Currently teaching is seen as a vocation, for all the wrong reasons. Low salaries, and powerful unions have bred a really poor situation for those good teachers that exist, and the children they are educating. Poor quality teachers who reach tenure have essentially become untouchable, which means that new educators have less of a chance of being rewarded at a competitive rate. So many potential educators choose different career paths. Those with the inspiration to soldier on into the educational realm are faced with low salaries, low funding, and large class sizes. Of course, not all of the people so inspired should actually be teaching either. It is these people that give the teaching profession a bad name, and in my opinion, it is these same people that decide to become Union Leaders.
Teaching is one the most honorable professions anyone can choose to enter.
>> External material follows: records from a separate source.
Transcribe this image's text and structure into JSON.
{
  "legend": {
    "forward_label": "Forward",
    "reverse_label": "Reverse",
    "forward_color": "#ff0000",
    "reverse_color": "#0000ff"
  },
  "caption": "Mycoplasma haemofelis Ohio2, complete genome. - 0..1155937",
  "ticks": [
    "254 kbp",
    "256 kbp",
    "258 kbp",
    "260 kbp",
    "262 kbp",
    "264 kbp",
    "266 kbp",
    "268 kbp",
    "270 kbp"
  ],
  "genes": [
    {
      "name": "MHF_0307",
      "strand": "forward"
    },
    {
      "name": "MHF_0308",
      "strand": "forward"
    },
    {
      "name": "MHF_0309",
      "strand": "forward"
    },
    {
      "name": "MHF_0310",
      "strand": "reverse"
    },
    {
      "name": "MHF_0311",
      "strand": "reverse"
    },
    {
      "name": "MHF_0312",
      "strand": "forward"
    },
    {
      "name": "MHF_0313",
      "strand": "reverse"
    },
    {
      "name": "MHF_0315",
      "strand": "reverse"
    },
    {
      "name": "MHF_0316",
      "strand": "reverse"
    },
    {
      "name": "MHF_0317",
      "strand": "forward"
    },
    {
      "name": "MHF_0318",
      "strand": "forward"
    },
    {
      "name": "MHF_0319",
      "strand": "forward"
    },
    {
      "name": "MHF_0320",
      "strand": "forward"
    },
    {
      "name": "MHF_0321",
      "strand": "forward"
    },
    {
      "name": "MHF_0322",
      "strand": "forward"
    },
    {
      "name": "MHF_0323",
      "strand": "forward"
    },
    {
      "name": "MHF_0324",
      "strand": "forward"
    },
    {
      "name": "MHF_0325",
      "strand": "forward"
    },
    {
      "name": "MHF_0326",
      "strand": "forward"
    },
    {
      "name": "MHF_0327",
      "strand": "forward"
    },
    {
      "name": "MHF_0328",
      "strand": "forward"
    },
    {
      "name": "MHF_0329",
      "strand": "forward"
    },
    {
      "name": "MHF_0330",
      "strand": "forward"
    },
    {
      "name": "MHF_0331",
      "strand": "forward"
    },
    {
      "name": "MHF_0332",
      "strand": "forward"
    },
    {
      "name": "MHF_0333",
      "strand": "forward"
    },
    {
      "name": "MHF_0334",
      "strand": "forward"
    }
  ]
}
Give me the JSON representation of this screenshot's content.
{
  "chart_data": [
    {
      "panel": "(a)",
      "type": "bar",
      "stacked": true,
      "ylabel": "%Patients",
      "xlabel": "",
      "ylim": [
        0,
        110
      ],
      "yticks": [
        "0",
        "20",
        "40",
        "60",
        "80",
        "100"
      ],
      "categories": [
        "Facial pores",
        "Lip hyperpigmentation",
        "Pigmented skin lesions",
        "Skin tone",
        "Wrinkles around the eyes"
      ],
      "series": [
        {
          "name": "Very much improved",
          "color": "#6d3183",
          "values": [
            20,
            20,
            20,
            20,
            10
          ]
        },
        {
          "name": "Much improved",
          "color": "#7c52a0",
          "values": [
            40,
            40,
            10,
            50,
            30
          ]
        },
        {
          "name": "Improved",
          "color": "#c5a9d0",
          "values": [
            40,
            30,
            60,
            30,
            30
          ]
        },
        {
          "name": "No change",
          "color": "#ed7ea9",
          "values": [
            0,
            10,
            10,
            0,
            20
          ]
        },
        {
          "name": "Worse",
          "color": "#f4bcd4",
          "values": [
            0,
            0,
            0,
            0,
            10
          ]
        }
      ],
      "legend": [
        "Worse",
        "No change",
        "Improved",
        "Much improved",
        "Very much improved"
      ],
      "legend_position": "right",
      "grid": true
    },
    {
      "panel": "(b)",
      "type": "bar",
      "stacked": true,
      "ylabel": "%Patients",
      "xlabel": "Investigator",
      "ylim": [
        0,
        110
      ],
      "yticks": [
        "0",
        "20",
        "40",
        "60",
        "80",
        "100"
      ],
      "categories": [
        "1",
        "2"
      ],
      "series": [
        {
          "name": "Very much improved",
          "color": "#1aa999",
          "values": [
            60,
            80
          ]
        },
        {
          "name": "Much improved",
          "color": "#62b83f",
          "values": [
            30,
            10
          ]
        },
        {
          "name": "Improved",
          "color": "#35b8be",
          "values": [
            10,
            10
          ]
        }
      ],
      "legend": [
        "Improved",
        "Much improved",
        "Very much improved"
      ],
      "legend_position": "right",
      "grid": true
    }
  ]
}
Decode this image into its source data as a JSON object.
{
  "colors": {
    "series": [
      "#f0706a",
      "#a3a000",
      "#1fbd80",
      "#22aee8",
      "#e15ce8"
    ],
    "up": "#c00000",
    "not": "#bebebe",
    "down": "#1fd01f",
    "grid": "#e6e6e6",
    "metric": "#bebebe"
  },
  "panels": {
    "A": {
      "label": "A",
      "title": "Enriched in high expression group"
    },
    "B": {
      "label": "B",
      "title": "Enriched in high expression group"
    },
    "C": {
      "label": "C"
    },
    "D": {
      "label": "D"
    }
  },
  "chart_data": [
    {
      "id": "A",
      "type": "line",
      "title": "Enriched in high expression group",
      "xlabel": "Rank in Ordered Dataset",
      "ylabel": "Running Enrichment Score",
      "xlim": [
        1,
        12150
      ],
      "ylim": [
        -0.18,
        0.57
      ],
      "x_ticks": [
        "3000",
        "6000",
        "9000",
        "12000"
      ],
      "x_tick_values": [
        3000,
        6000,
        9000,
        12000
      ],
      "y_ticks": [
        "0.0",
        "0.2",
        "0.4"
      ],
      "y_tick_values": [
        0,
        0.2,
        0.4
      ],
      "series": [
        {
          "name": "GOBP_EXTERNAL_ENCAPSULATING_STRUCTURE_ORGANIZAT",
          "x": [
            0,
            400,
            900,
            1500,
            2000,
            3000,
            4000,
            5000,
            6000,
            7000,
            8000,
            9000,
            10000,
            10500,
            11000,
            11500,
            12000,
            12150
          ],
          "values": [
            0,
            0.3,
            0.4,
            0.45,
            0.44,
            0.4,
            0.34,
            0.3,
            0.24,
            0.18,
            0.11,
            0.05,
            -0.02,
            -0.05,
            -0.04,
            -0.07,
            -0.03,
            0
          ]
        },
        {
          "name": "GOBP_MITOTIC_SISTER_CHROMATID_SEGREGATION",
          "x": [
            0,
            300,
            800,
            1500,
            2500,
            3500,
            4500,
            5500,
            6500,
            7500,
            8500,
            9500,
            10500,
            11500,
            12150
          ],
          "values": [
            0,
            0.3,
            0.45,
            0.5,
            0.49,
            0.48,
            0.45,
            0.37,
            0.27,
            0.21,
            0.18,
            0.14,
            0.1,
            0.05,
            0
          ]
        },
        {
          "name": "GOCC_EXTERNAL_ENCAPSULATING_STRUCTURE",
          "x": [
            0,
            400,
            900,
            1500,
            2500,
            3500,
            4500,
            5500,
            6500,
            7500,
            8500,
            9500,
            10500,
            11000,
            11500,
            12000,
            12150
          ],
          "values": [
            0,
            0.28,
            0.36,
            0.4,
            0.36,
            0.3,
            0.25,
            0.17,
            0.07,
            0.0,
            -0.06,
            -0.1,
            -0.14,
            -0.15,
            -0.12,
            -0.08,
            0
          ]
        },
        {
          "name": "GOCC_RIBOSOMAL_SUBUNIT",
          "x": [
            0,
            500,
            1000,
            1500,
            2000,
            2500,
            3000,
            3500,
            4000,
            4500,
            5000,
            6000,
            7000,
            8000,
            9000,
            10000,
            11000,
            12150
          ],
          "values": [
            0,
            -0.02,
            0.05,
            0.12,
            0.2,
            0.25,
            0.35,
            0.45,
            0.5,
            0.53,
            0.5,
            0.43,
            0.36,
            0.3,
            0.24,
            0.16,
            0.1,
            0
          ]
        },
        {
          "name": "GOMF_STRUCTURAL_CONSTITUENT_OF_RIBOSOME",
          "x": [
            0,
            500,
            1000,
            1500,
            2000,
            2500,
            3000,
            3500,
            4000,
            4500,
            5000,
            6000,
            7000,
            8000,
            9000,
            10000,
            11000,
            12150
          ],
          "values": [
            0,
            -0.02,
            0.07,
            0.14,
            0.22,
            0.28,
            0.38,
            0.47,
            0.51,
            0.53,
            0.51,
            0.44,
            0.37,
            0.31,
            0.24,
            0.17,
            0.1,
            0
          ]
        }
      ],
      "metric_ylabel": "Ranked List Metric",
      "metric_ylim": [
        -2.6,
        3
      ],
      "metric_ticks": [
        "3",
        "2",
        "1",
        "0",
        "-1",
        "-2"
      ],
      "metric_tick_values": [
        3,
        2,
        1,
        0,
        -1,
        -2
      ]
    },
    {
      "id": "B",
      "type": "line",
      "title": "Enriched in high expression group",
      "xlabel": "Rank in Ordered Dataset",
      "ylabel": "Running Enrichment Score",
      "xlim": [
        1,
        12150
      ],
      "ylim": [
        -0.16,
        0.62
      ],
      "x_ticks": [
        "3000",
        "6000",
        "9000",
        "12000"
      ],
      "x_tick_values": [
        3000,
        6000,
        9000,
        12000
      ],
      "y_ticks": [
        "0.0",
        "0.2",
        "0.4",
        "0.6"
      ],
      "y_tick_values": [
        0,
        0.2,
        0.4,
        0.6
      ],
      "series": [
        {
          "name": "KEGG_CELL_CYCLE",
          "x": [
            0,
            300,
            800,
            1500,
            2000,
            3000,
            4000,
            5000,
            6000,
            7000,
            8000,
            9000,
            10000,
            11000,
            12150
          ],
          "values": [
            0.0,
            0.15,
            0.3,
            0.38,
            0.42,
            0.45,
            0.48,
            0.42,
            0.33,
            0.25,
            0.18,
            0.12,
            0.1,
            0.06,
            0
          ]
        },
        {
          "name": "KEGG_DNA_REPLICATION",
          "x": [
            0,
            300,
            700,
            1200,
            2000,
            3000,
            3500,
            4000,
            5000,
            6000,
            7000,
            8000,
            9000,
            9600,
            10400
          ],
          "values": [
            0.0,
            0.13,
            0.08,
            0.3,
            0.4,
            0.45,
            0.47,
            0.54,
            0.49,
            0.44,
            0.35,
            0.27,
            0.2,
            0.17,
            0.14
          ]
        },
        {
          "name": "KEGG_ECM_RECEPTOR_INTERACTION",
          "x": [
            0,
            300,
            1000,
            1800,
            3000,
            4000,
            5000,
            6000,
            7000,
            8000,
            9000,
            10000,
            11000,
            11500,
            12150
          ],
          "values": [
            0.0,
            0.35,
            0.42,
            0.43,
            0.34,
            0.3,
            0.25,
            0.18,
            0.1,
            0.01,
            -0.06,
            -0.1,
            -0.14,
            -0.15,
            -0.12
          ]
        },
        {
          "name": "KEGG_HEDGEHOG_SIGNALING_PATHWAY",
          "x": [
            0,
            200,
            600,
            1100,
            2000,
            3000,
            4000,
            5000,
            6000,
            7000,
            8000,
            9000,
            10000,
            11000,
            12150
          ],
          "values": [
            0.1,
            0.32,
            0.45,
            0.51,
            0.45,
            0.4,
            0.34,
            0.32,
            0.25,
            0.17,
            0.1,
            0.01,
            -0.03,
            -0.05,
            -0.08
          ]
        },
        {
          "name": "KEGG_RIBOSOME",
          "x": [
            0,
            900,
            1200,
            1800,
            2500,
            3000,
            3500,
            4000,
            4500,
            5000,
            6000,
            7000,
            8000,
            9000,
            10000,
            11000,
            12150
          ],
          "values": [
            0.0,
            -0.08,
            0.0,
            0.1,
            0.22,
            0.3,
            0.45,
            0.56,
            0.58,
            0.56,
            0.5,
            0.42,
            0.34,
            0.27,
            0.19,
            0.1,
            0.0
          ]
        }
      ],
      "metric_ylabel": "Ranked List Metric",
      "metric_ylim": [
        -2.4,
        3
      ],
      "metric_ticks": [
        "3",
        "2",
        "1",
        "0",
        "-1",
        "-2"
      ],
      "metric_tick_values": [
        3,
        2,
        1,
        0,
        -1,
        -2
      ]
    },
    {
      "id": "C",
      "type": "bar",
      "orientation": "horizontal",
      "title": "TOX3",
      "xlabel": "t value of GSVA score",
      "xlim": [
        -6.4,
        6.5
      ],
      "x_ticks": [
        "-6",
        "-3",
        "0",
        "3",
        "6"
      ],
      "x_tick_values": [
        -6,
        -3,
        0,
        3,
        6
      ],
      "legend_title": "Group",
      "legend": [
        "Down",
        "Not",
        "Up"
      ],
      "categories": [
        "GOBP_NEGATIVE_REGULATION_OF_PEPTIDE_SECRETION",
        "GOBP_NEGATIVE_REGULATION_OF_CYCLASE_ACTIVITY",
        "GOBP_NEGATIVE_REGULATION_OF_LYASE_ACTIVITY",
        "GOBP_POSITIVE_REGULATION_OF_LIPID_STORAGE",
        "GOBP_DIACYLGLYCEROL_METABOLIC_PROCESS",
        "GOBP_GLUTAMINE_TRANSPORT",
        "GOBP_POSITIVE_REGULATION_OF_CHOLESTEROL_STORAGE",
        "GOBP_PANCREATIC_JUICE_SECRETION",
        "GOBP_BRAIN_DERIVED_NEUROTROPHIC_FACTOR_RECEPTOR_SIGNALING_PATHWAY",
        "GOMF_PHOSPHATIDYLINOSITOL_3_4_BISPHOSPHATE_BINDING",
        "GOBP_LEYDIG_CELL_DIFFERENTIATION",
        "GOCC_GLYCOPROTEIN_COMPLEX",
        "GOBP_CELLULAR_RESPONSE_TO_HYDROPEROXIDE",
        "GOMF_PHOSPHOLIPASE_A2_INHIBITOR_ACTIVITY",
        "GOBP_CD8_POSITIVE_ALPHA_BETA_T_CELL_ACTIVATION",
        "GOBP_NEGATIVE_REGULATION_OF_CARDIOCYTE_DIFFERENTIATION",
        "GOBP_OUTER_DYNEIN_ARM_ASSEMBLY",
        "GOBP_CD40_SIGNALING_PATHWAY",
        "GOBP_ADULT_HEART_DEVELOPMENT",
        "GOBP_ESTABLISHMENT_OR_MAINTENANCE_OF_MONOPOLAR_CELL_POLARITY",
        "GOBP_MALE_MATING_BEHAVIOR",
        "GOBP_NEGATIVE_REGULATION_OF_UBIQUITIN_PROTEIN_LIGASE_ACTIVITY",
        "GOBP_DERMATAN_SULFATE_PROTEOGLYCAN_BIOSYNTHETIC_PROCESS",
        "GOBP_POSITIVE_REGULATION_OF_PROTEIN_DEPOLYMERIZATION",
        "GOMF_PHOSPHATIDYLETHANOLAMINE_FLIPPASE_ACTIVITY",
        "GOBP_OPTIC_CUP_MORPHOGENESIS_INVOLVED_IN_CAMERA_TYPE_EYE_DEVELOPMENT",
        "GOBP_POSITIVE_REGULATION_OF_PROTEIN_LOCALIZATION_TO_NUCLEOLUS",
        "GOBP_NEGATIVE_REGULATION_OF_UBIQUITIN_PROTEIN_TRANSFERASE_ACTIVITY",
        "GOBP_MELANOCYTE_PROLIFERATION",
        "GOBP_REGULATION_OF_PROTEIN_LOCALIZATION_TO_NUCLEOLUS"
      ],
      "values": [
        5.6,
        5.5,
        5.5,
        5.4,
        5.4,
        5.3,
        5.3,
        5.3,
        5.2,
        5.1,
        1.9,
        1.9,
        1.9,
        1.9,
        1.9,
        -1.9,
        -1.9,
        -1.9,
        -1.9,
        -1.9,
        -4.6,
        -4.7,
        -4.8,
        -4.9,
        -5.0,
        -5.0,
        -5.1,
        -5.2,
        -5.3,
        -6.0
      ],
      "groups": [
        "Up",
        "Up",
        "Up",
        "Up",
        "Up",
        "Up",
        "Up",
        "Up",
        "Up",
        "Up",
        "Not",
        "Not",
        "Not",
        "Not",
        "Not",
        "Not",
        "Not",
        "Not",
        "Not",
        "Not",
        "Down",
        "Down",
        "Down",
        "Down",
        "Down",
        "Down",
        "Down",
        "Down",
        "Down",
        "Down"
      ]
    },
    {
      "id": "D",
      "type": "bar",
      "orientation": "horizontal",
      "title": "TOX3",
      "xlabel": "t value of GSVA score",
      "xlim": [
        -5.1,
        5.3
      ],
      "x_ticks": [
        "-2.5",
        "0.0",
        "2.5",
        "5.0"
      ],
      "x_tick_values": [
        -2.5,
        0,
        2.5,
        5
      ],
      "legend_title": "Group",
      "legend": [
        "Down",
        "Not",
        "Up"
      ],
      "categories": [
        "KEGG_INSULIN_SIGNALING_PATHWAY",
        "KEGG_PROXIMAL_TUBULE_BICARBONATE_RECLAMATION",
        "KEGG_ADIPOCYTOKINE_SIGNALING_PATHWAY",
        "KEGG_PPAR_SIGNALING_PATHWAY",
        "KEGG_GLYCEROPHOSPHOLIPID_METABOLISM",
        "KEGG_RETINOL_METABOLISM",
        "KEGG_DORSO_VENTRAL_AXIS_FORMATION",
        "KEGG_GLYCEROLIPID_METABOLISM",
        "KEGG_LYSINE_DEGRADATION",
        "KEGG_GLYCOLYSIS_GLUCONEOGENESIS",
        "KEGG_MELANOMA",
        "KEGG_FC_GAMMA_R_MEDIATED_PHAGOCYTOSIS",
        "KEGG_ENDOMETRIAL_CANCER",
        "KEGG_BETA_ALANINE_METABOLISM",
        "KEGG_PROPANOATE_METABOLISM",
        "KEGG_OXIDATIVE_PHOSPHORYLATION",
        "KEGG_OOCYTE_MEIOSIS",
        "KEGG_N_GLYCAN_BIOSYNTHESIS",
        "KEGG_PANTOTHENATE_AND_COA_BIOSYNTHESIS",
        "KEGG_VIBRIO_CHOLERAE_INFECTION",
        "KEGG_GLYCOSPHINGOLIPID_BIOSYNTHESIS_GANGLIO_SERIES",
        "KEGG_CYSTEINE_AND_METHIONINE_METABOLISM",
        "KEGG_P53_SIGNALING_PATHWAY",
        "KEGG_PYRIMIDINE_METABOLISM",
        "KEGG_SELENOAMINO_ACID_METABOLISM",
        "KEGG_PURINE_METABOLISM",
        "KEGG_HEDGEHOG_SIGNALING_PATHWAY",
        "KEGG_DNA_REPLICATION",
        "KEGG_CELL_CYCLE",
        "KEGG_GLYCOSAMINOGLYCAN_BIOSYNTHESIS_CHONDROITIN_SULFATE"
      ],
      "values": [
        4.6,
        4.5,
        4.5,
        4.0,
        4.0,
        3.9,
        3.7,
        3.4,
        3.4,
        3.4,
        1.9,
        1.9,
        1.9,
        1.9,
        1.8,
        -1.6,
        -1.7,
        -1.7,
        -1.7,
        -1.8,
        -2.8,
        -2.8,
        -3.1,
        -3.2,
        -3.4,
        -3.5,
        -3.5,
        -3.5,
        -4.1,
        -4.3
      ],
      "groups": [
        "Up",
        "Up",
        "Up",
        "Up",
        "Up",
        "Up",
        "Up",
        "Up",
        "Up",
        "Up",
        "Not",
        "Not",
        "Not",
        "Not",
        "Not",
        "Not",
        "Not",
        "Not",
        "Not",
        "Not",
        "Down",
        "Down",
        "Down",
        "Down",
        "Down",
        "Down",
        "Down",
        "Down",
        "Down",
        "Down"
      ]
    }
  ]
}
I really would like to see a return to a situation where educators are attracted from relevant industries to share their real world experience in the class room. Class room sizes must decrease to allow these new educators (and the current ones) the opportunities to actually impart their knowledge on the children in a more effective manner. I believe this is a goal shared by many people. Here is the problem I see. Too much politics has crept into the education system. The real goal is being drowned out by politically motivated unions, and the real message of caring for education and welfare of the teachers and the children is lost.
This has caused a schism in the political parties. With the Republicans against the power the Union holds, and the Democrats for the union power, we are constantly in fighting over the wrong issues.
At what point can we all agree that we have to remember the real problem: Our education system is failing the people it is meant to serve: Our children.
Education needs more funding, but we also need more accountability. Anybody who proposes that raising teachers salaries at the expense of class sizes is for me missing the point that most teachers are trying to make. There is no choice here, we need BOTH smaller class sizes and better salaries. We also need to remove the tenure system, and be able to hold the small number of poor teachers accountable. This is how the business world operates, and I have yet to hear any argument that justifies for me why the education system should be different.